Our brains are wired to feel very confident that our profile represents us, and that we can find out everything we need to know from other people’s profiles.
But likely, strangers are guessing completely wrong about what you actually look like in person and what kind of person you are. And you’re guessing completely wrong about others.
The upside of all this is that, if you’re struggling to get Tinder matches, you shouldn’t think, “Oh crap, something must be wrong with me.” Because Tinder users were never swiping left on you; they were responding to your profile.
Your profile isn’t you.
You can easily change your profile and get a completely different response — without changing anything about yourself.
#2 Get real about how photos differ from real life
Something equally misunderstood is that cameras don’t capture reality exactly as it is.
Cameras make distortions if the lighting isn’t just right, because they lack the capability of interpreting uneven lighting and shadows.
But let’s get straight to the point.
Not every picture taken of you actually looks like you.
Unfortunately, when you look at any picture yourself, your brain sees you.

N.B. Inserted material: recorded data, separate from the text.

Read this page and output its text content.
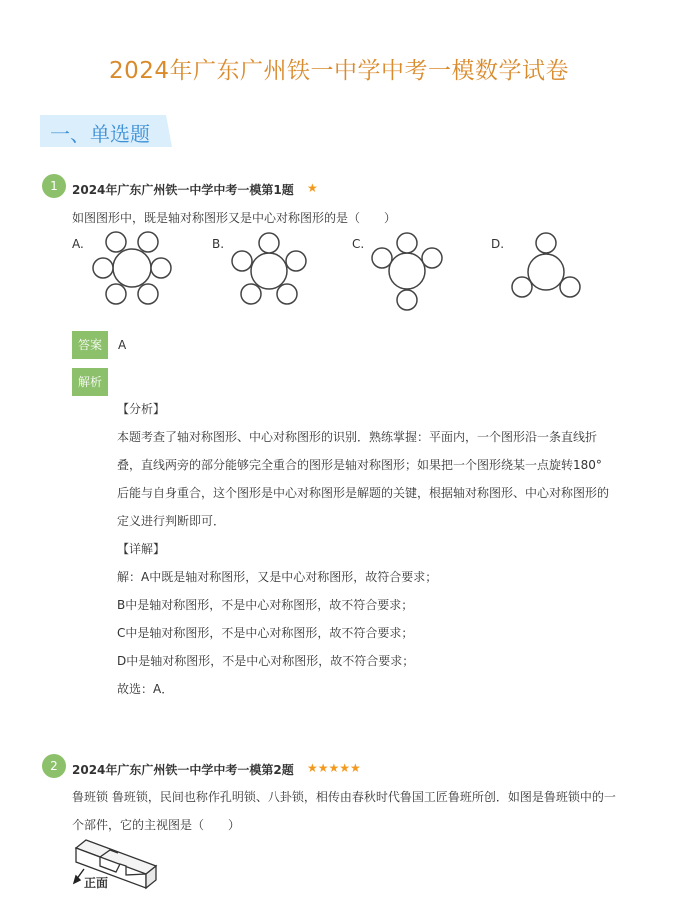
2024年广东广州铁一中学中考一模数学试卷
一、单选题
1	2024年广东广州铁一中学中考一模第1题 ★
如图图形中，既是轴对称图形又是中心对称图形的是（　　）
A.	B.	C.	D.
答案	A
解析
【分析】
本题考查了轴对称图形、中心对称图形的识别．熟练掌握：平面内，一个图形沿一条直线折
叠，直线两旁的部分能够完全重合的图形是轴对称图形；如果把一个图形绕某一点旋转180°
后能与自身重合，这个图形是中心对称图形是解题的关键，根据轴对称图形、中心对称图形的
定义进行判断即可．
【详解】
解：A中既是轴对称图形，又是中心对称图形，故符合要求；
B中是轴对称图形，不是中心对称图形，故不符合要求；
C中是轴对称图形，不是中心对称图形，故不符合要求；
D中是轴对称图形，不是中心对称图形，故不符合要求；
故选：A．
2	2024年广东广州铁一中学中考一模第2题 ★★★★★
鲁班锁 鲁班锁，民间也称作孔明锁、八卦锁，相传由春秋时代鲁国工匠鲁班所创．如图是鲁班锁中的一
个部件，它的主视图是（　　）
正面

Like, it puts together a giant mosaic of every time you ever caught a glimpse of yourself in the mirror since puberty.
But other people just see the pixels in front of them. And if the lighting or angle was unflattering to your features, they’re going to think you’re not that cute.
The worst part is it’s nearly impossible for someone to look at a picture of a stranger they deem unattractive and think, “Hm. Maybe this is just a bad picture of them, and they’re actually really good-looking in real life.”
We at Photofeeler get emails that say, “You know, I feel really bad giving this guy my honest feedback, because he clearly can’t help what he looks like.” Except: the guy she’s referencing got an 8/10 in attractiveness on all the other photos he tested.
This is all due, of course, to the brain flaw I mentioned earlier.
Because of these flaws in our thinking, we put waaaay too much stock in the validity of photos to tell us what people look like.
The reality is that pictures aren’t as informative as we think they are.
It also means that dating profiles aren’t as personal as you think they are.
Because, if someone doesn’t think your pics are attractive, it doesn’t automatically mean you are not attractive. Chances are, you just need more practice taking or choosing flattering pictures of yourself.
#3 Inject more humanity
By default, dating apps make you seem like an assembly-line commodity. If you want to counteract this, you have to swim against the tide.
Be mindful and inject humanity wherever and as often as you can. That might mean putting more effort into profile pictures than others appear to be doing — taking care to show your life, interests, and personality with your pics.
Or it might mean steering clear of hollow Tinder pick-up lines that never go anywhere new or meaningful.
#4 Demand better from dating app creators
Dating apps today are increasingly prioritizing knee-jerk judgments. They’re making it more and more difficult to see each other as fully-conscious people.
But at the end of the day, these companies are just trying to compete in a saturated market by giving people what they want.
Don’t like being de-humanized by dating apps? Show it with your attention, your dollars, and your feedback.
For instance, dating apps like Bumble, Hinge, and OkCupid haven’t yet hidden bios to the degree that Tinder has. Maybe you’d be better off taking your business there.
All in all, dating apps have obvious advantages for single people today, like being able to meet people outside of your existing social circle.
But due to a combination of the way online dating currently works and how we think about it, it can all-too-easily make us feel less valuable than we are.
We hope these ideas change your experience for the better.